Simplement, et c'était sans doute là la pointe de cet évangile dans le cadre de la liturgie des exor­cismes, on voulait faire reconnaître aux catéchumènes la source et l'origine du salut. A travers la critique des pharisiens, leur doute et leur scepticisme. "C'est par Béelzéboul qu'Il expulse les démons !" ce qui veut dire que rien ne change de la condition humaine de ces possédés, Jésus leur dit : Si vous croyez que vous pouvez discerner l'origine de mon action, vous vous trompez complètement car la source même de mon action c'est "le doigt de Dieu", c'est-à-dire c'est l'Es­prit Saint. Lorsque cet homme a été délivré de son démon, effectivement, à vues humaines, on peut pen­ser qu'il a changé de législation, qu'il a passé d'un démon à un autre, mais en réalité il n'a pas changé de domination d'un démon par un autre, car vous n'avez pas su discerner l'œuvre de restauration de la liberté de cet homme que je viens d'accomplir. Autrement dit, pour comprendre ce que Jésus fait dans un exor­cisme, il faut déjà avoir la foi, il faut déjà avoir re­connu la puissance même qui peut nous sauver.

Ceci a beaucoup d'importance pour notre pro­pre manière de vivre, de comprendre la puissance de Dieu dans notre existence. Dieu n'a pas sur nous la même puissance que le démon. Le démon a une puis­sance anarchique, qui vise simplement à semer la zizanie, à semer la panique dans la création, dans cette créature que nous sommes. Mais le Christ, Lui, restaure le projet créateur de Dieu sur l'homme ce qui n'est pas du même ordre.
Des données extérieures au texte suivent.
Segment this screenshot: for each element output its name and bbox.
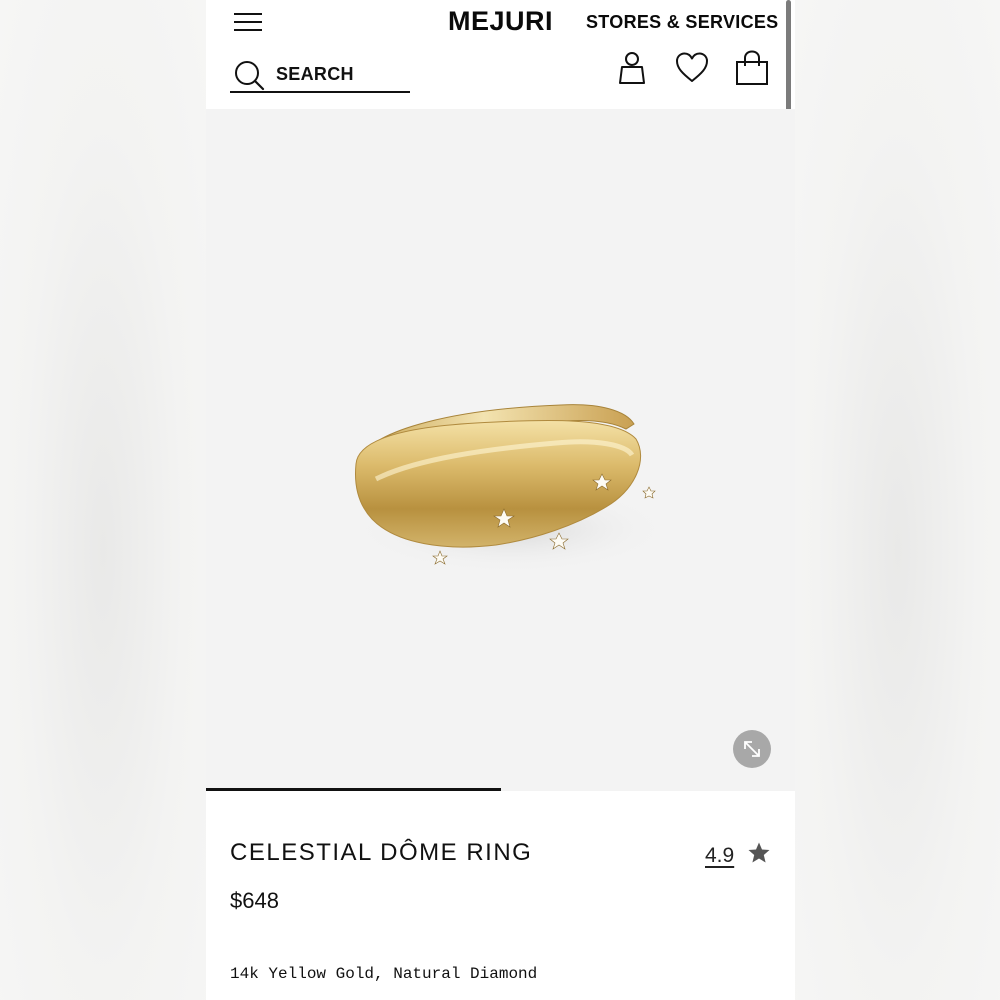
search-bar[interactable] (230, 56, 410, 93)
shopping-bag-icon[interactable] (734, 50, 770, 86)
menu-icon-bar (234, 29, 262, 31)
menu-button[interactable] (232, 10, 264, 34)
product-title: CELESTIAL DÔME RING (230, 839, 533, 866)
heart-icon[interactable] (674, 50, 710, 86)
account-icon[interactable] (614, 50, 650, 86)
stores-services-link[interactable]: STORES & SERVICES (586, 12, 779, 33)
expand-icon (744, 741, 760, 757)
star-icon (748, 842, 770, 863)
phone-screen: MEJURI STORES & SERVICES SEARCH CELESTIA… (206, 0, 795, 1000)
rating-value-link[interactable]: 4.9 (705, 844, 734, 868)
background-blur-right (795, 0, 1000, 1000)
menu-icon (234, 13, 262, 15)
background-blur-left (0, 0, 206, 1000)
product-materials: 14k Yellow Gold, Natural Diamond (230, 965, 538, 983)
brand-logo[interactable]: MEJURI (448, 6, 553, 37)
expand-image-button[interactable] (733, 730, 771, 768)
product-price: $648 (230, 888, 279, 913)
search-icon[interactable] (232, 58, 266, 92)
menu-icon-bar (234, 21, 262, 23)
search-input[interactable] (276, 62, 406, 86)
product-image-gallery[interactable] (206, 109, 795, 791)
product-info: CELESTIAL DÔME RING 4.9 $648 14k Yellow … (206, 791, 795, 1000)
site-header: MEJURI STORES & SERVICES (206, 0, 795, 109)
product-image-ring (351, 404, 666, 574)
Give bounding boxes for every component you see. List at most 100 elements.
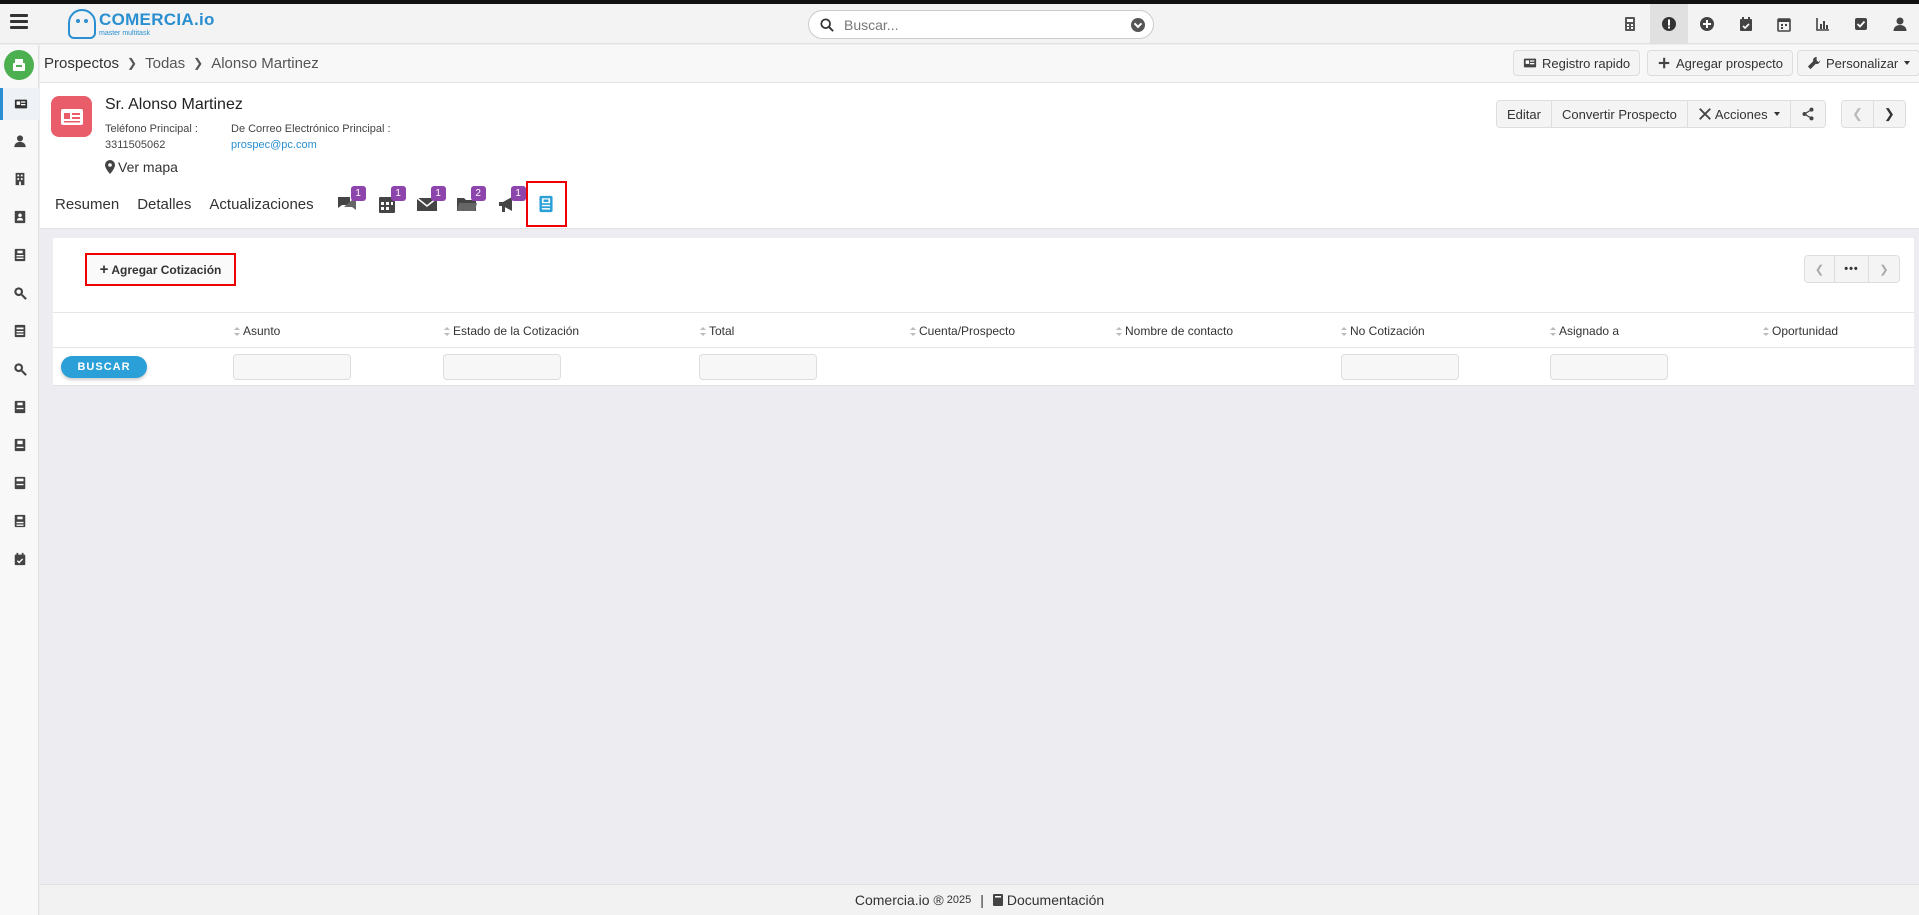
edit-button[interactable]: Editar bbox=[1497, 101, 1552, 127]
actions-label: Acciones bbox=[1714, 106, 1768, 122]
email-link[interactable]: prospec@pc.com bbox=[231, 139, 317, 151]
prospect-card-icon bbox=[51, 96, 92, 137]
calendar-check-icon[interactable] bbox=[1727, 4, 1766, 44]
plus-circle-icon[interactable] bbox=[1688, 4, 1727, 44]
tab-emails[interactable]: 1 bbox=[412, 186, 446, 219]
sidebar-item-contact-card[interactable] bbox=[0, 201, 39, 233]
previous-record-button[interactable]: ❮ bbox=[1842, 101, 1874, 127]
filter-total-input[interactable] bbox=[699, 354, 817, 380]
share-button[interactable] bbox=[1790, 101, 1825, 127]
breadcrumb-root[interactable]: Prospectos bbox=[44, 55, 119, 72]
col-quote-status[interactable]: Estado de la Cotización bbox=[444, 313, 579, 349]
sidebar-item-credit-notes[interactable] bbox=[0, 467, 39, 499]
tab-documents[interactable]: 2 bbox=[452, 186, 486, 219]
view-map-label: Ver mapa bbox=[118, 159, 178, 175]
breadcrumb-filter[interactable]: Todas bbox=[145, 55, 185, 72]
chart-icon[interactable] bbox=[1804, 4, 1843, 44]
col-subject[interactable]: Asunto bbox=[234, 313, 280, 349]
documents-count-badge: 2 bbox=[470, 186, 486, 201]
customize-label: Personalizar bbox=[1826, 55, 1899, 71]
view-map-link[interactable]: Ver mapa bbox=[105, 159, 178, 175]
filter-quote-status-input[interactable] bbox=[443, 354, 561, 380]
tab-details[interactable]: Detalles bbox=[137, 196, 191, 213]
global-search bbox=[808, 10, 1154, 39]
col-assigned-to[interactable]: Asignado a bbox=[1550, 313, 1619, 349]
logo[interactable]: COMERCIA.io master multitask bbox=[68, 8, 215, 40]
col-opportunity[interactable]: Oportunidad bbox=[1763, 313, 1838, 349]
sort-icon bbox=[910, 326, 916, 336]
alert-icon[interactable] bbox=[1649, 4, 1688, 44]
sidebar bbox=[0, 45, 39, 915]
tab-calendar[interactable]: 1 bbox=[372, 186, 406, 219]
actions-dropdown[interactable]: Acciones bbox=[1687, 101, 1791, 127]
filter-row: BUSCAR bbox=[53, 348, 1914, 386]
sidebar-item-prospects[interactable] bbox=[0, 88, 39, 120]
phone-label: Teléfono Principal : bbox=[105, 123, 198, 135]
sidebar-item-tickets[interactable] bbox=[0, 505, 39, 537]
sidebar-item-accounts[interactable] bbox=[0, 163, 39, 195]
search-button[interactable]: BUSCAR bbox=[61, 356, 147, 378]
tab-quotes[interactable] bbox=[525, 181, 567, 227]
col-total[interactable]: Total bbox=[700, 313, 734, 349]
record-name: Sr. Alonso Martinez bbox=[105, 96, 243, 113]
sidebar-item-contacts[interactable] bbox=[0, 125, 39, 157]
col-assigned-to-label: Asignado a bbox=[1559, 324, 1620, 338]
menu-icon[interactable] bbox=[10, 14, 28, 30]
sort-icon bbox=[234, 326, 240, 336]
customize-button[interactable]: Personalizar bbox=[1797, 50, 1919, 76]
sidebar-item-payments[interactable] bbox=[0, 429, 39, 461]
chevron-right-icon: ❯ bbox=[193, 56, 204, 70]
cash-register-icon[interactable] bbox=[4, 50, 34, 80]
sidebar-item-orders[interactable] bbox=[0, 315, 39, 347]
top-bar: COMERCIA.io master multitask bbox=[0, 4, 1919, 44]
filter-subject-input[interactable] bbox=[233, 354, 351, 380]
user-icon[interactable] bbox=[1881, 4, 1919, 44]
col-contact-name-label: Nombre de contacto bbox=[1125, 324, 1234, 338]
calculator-icon[interactable] bbox=[1611, 4, 1650, 44]
sidebar-item-tasks[interactable] bbox=[0, 543, 39, 575]
sidebar-item-search-orders[interactable] bbox=[0, 353, 39, 385]
chevron-right-icon: ❯ bbox=[127, 56, 138, 70]
sort-icon bbox=[1763, 326, 1769, 336]
tab-campaigns[interactable]: 1 bbox=[492, 186, 526, 219]
sort-icon bbox=[1341, 326, 1347, 336]
sidebar-item-invoices[interactable] bbox=[0, 391, 39, 423]
previous-page-button[interactable]: ❮ bbox=[1805, 256, 1835, 282]
sidebar-item-search-doc[interactable] bbox=[0, 277, 39, 309]
sidebar-item-quotes[interactable] bbox=[0, 239, 39, 271]
footer-separator: | bbox=[980, 892, 984, 908]
id-card-icon bbox=[1523, 58, 1537, 68]
more-options-button[interactable]: ••• bbox=[1835, 256, 1869, 282]
breadcrumb-current: Alonso Martinez bbox=[211, 54, 319, 72]
convert-prospect-button[interactable]: Convertir Prospecto bbox=[1551, 101, 1688, 127]
next-page-button[interactable]: ❯ bbox=[1869, 256, 1899, 282]
tab-updates[interactable]: Actualizaciones bbox=[209, 196, 313, 213]
quote-document-icon bbox=[539, 195, 553, 213]
sort-icon bbox=[1550, 326, 1556, 336]
add-prospect-label: Agregar prospecto bbox=[1676, 55, 1783, 71]
documentation-link[interactable]: Documentación bbox=[1007, 892, 1104, 908]
add-quote-button[interactable]: + Agregar Cotización bbox=[85, 253, 236, 286]
col-quote-number[interactable]: No Cotización bbox=[1341, 313, 1425, 349]
comments-count-badge: 1 bbox=[350, 186, 366, 201]
phone-value: 3311505062 bbox=[105, 139, 166, 151]
calendar-icon[interactable] bbox=[1765, 4, 1804, 44]
col-account-prospect[interactable]: Cuenta/Prospecto bbox=[910, 313, 1015, 349]
add-prospect-button[interactable]: Agregar prospecto bbox=[1647, 50, 1793, 76]
search-options-icon[interactable] bbox=[1131, 18, 1145, 32]
filter-quote-number-input[interactable] bbox=[1341, 354, 1459, 380]
quotes-panel: + Agregar Cotización ❮ ••• ❯ Asunto Esta… bbox=[53, 238, 1914, 386]
quick-register-label: Registro rapido bbox=[1542, 55, 1631, 71]
sort-icon bbox=[444, 326, 450, 336]
next-record-button[interactable]: ❯ bbox=[1873, 101, 1905, 127]
share-icon bbox=[1802, 107, 1814, 121]
tab-summary[interactable]: Resumen bbox=[55, 196, 119, 213]
filter-assigned-to-input[interactable] bbox=[1550, 354, 1668, 380]
quick-register-button[interactable]: Registro rapido bbox=[1513, 50, 1641, 76]
footer-year: 2025 bbox=[946, 894, 972, 906]
checkbox-icon[interactable] bbox=[1842, 4, 1881, 44]
col-contact-name[interactable]: Nombre de contacto bbox=[1116, 313, 1233, 349]
tab-comments[interactable]: 1 bbox=[332, 186, 366, 219]
search-input[interactable] bbox=[844, 16, 1104, 33]
calendar-count-badge: 1 bbox=[390, 186, 406, 201]
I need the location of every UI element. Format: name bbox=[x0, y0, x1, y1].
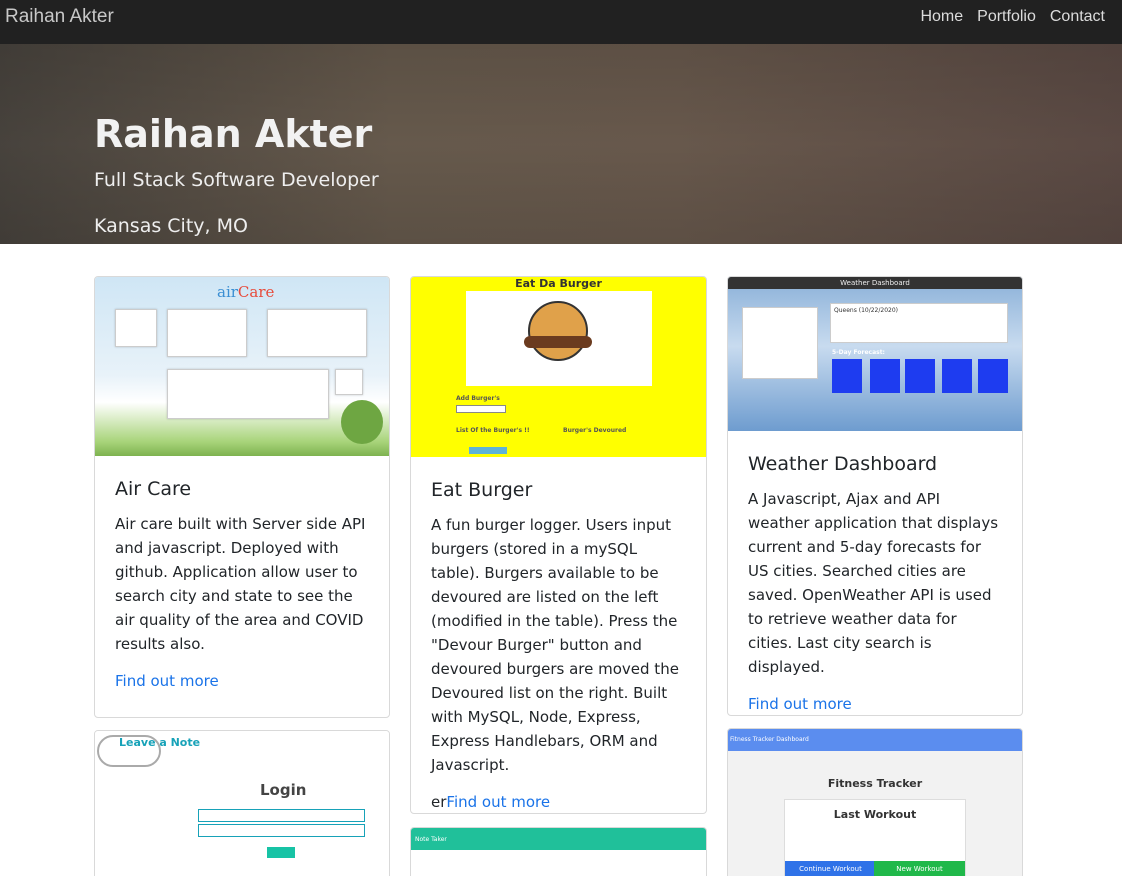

Le Christ a une pleine et entière autorité sur les catéchumènes, Il a une puis­sance totale mais encore faut-il avoir l'humilité de la foi pour discerner que cette puissance totale n'est pas la même chose que la fausse puissance des démons qui n'est qu'un pouvoir par lequel "on tient quel­qu'un". le Christ ne nous "tient pas" car Il promeut notre liberté.

Voilà ce qu'il nous est donné aujourd'hui de réfléchir sur notre chemin de carême. Ce chemin de carême nous fait découvrir la dimension profonde de notre liberté pour Dieu. Liberté rachetée, suscité, ré­tablie par Dieu et pas simplement une liberté qui est passée d'un pouvoir à un autre.